Após divulgação do ATO COTEPE/PMPF 2016 Número 024, preço médio ponderado ao consumidor final (PMPF) de combustíveis, as companhias anunciam aumentos que podem chegar a R$ 6,00, de acordo com a marca e localidade, e outro aumento nos cilindros (P45 Kg usados em prédios e comércios) e venda do industrial, também sofrendo impacto de aumento do ICMS.
“Em Minas Gerais a diferença do ICMS provoca um aumento mínimo de R$ 3,73, sem considerar os aumentos gerados com esta elevação no custo das Companhias. Além do ICMS, deve-se observar que, assim como ocorre em muitos estados, o gás de cozinha chega ao distribuidor, parte por gasoduto e outra via terrestre através de carretas. Com isso há uma variação a ser considerada pelo aumento do gás em outros estados, mais a elevação do custo no frete.
O preço do gás é livre, as Distribuidoras definirão qual o impacto nos seus custos operacionais, e apesar de Minas Gerais sofrer um aumento além de qualquer expectativa, os demais Estados podem sofrer variações no seu preço em função desta última medida da Petrobras, que coloca o valor do frete flutuante de acordo com o preço do combustível no mercado internacional”, justifica o comunicado da Arsmig-BR.
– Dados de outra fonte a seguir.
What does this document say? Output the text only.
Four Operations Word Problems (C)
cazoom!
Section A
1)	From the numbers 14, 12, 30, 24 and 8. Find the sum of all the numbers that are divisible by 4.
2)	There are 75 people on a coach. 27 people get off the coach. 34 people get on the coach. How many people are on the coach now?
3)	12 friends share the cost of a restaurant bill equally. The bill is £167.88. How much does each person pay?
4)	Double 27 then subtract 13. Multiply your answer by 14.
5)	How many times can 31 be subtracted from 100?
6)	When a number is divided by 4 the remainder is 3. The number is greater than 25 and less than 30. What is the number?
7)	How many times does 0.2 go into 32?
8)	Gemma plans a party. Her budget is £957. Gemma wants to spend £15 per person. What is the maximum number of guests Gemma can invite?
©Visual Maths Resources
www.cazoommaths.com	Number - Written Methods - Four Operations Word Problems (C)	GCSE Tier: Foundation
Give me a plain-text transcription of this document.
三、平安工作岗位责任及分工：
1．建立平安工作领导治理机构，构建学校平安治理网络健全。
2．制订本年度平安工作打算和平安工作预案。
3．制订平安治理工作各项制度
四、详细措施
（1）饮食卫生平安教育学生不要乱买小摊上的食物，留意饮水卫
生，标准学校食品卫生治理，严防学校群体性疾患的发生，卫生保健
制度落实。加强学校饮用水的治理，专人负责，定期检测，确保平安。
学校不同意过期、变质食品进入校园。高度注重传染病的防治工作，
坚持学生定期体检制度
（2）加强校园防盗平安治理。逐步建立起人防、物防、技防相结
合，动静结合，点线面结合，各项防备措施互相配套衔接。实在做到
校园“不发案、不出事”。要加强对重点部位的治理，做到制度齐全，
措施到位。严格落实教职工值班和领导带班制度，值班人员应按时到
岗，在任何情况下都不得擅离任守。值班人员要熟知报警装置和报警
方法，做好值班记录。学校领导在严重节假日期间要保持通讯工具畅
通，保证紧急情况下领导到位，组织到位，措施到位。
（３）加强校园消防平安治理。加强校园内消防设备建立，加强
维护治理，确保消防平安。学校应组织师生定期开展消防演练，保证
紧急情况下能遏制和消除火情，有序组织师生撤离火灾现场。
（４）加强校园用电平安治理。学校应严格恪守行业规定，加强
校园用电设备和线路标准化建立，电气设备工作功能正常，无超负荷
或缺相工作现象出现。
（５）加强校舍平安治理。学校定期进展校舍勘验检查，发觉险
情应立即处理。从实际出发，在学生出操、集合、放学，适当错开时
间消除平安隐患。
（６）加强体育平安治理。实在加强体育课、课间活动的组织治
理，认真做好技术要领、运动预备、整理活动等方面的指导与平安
A associação recomenda aos revendedores avaliar seus custos diante ao cenário de preço de compra, destacando que uma elevação no mesmo, e por sua vez no preço de venda, gera aumento de alíquotas na contribuição de impostos ao setor.
A Asmirg-BR disponibiliza em sua página planilha eletrônica de custos, onde cada revendedor pode rever a melhor condição de venda de forma individualizada, aplicando a margem de lucro de acordo com suas necessidades e perfil.